On Bruce’s Peghead Nation page, it states his Old Time Fiddle Course offers:

  • In-depth lessons in a variety of Southern old-time fiddle styles
  • More than 60 complete tunes and songs
  • New lessons added every month
  • Lessons on singing with the fiddle
  • Notation, with bowing, for all lessons
  • Play-along tracks, with downloadable MP3s, so you can practice what you’re learning with Bruce
  • High-quality video with multiple camera angles so you can see closeups of both hands in action
In this introductory video from 2014, Bruce introduces the wonderful world of old-time fiddle, playing a number of great tunes and explaining how the music was passed down, and how he’s going to pass it down to you.

I dove right into the first lesson, Jenny Baker. This old-time tune is known in Ireland as a hornpipe called The Boys of Blue Hill and also as Twin Sisters by the great West Virginia fiddler Melvin Wine. This version is more of a square dance tune and was recorded in the 1930s by Kentucky fiddler Andy Palmer with the Jimmy Johnson String Band. Bruce talks about how, when learning fiddle tunes, it’s important to think of melodies the same way you think of spoken language.

Bruce’s version cannot be copied, but here is Jenny Baker being performed by Megan O’Neill, in case you don’t know the tune.

I was excited to start the lesson which is in 5 parts:

  • Jenny Baker, Part 1 
  • Jenny Baker, Part 2: B Part Melody 
  • Jenny Baker, Part 3: Bowing 
  • Jenny Baker, Part 4: Embellishments 
  • Jenny Baker, Part 5: Play-Along Track 

While the lesson was very thorough, I was somewhat disappointed with two elements:

  • The course description page mentions notation accompanies each lesson. Unfortunately for me, the notation is standard music notation and not tabs. Since I don’t read music, and have no desire to, the notation provided is of no use to me. I was hoping the notation would be both standard and tablature, similar to this image.
  • In addition, the course description mentions multiple camera angles so you can see closeups of both hands in action. I was expecting split screen and a good close view of the fingering. This was not the case, and I checked even the most recently added lessons, but the camera angles were repeated. I was expecting something more like this:

Unlike the split screen in the image above, the screen was more like the right side of the above image, so it was difficult to clearly see Bruce’s left hand finger placement.

Now, don’t get me wrong, I think Bruce’s Old Time Fiddle Course is good and is jammed packed with value, but perhaps not for me at the stage I am at. I definitely need to develop my aural abilities further and learn the association of tablature markings to their notes, and not just a place I put my finger. When I have better developed these skills, I think Bruce’s course will be invaluable for me.

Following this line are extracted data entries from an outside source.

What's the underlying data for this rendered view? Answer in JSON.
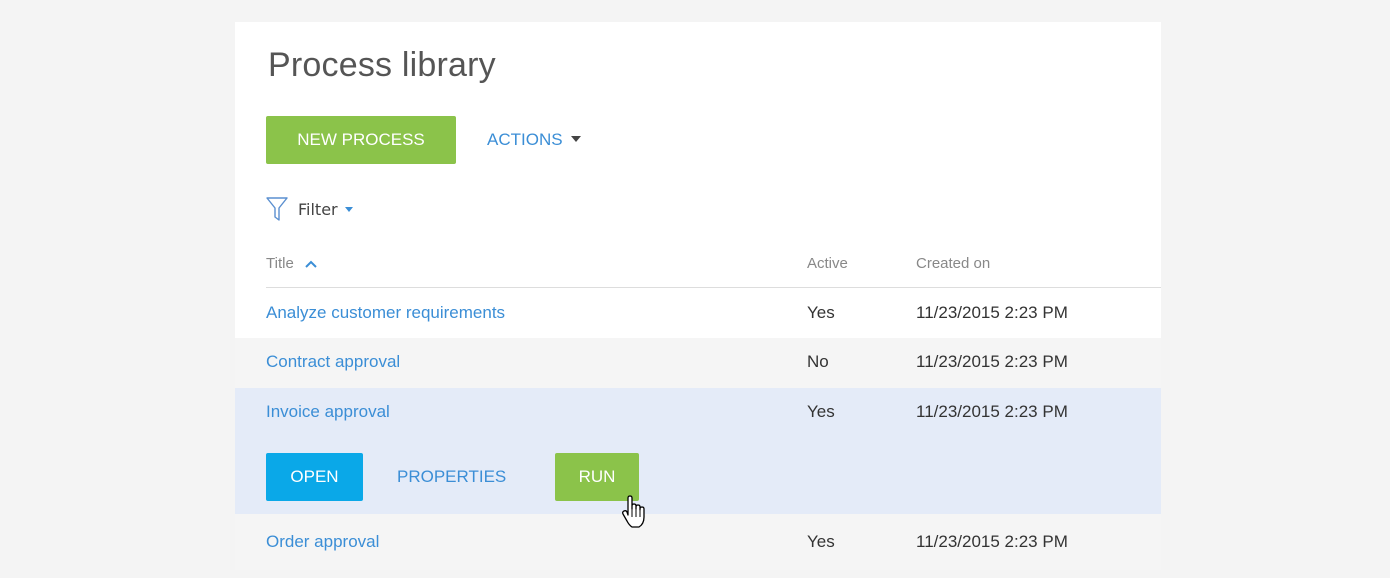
{
  "page": {
    "title": "Process library"
  },
  "toolbar": {
    "new_process_label": "NEW PROCESS",
    "actions_label": "ACTIONS"
  },
  "filter": {
    "label": "Filter"
  },
  "table": {
    "columns": [
      "Title",
      "Active",
      "Created on"
    ],
    "sorted_column": "Title",
    "sort_direction": "ascending",
    "rows": [
      {
        "title": "Analyze customer requirements",
        "active": "Yes",
        "created_on": "11/23/2015 2:23 PM"
      },
      {
        "title": "Contract approval",
        "active": "No",
        "created_on": "11/23/2015 2:23 PM"
      },
      {
        "title": "Invoice approval",
        "active": "Yes",
        "created_on": "11/23/2015 2:23 PM"
      },
      {
        "title": "Order approval",
        "active": "Yes",
        "created_on": "11/23/2015 2:23 PM"
      }
    ],
    "selected_row_index": 2,
    "row_actions": {
      "open_label": "OPEN",
      "properties_label": "PROPERTIES",
      "run_label": "RUN"
    }
  },
  "colors": {
    "primary_green": "#8bc34a",
    "open_blue": "#0aa8e8",
    "link_blue": "#3b8ed6",
    "selected_row_bg": "#e4ebf8"
  },
  "icons": {
    "filter": "filter-funnel-icon",
    "sort": "chevron-up-icon",
    "dropdown": "caret-down-icon",
    "cursor": "hand-pointer-icon"
  }
}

In the meantime, I have a free month, so I plan to watch and pick up as much as I can on Peghead Nation’s tab (pun intended).

Leave a Reply

  1. That’s cool! Good luck with your theory. That’s a strong point of mine, since I majored in music education many long years ago. I’ll be really interested to know how this course goes for you.

  2. Interesting. You describe the course and your own experience with it so far very well – well enough to help others make a decision about whether it would be helpful to them. Let us know how the free month goes! You may surprise yourself.

    • Thanks, Susan. I also signed up for the THEORY FOR MANDOLIN AND FIDDLE with Chad Manning. Since I was already signed up for one course, this course was only another $10 for the month. I can benefit from learning more about theory.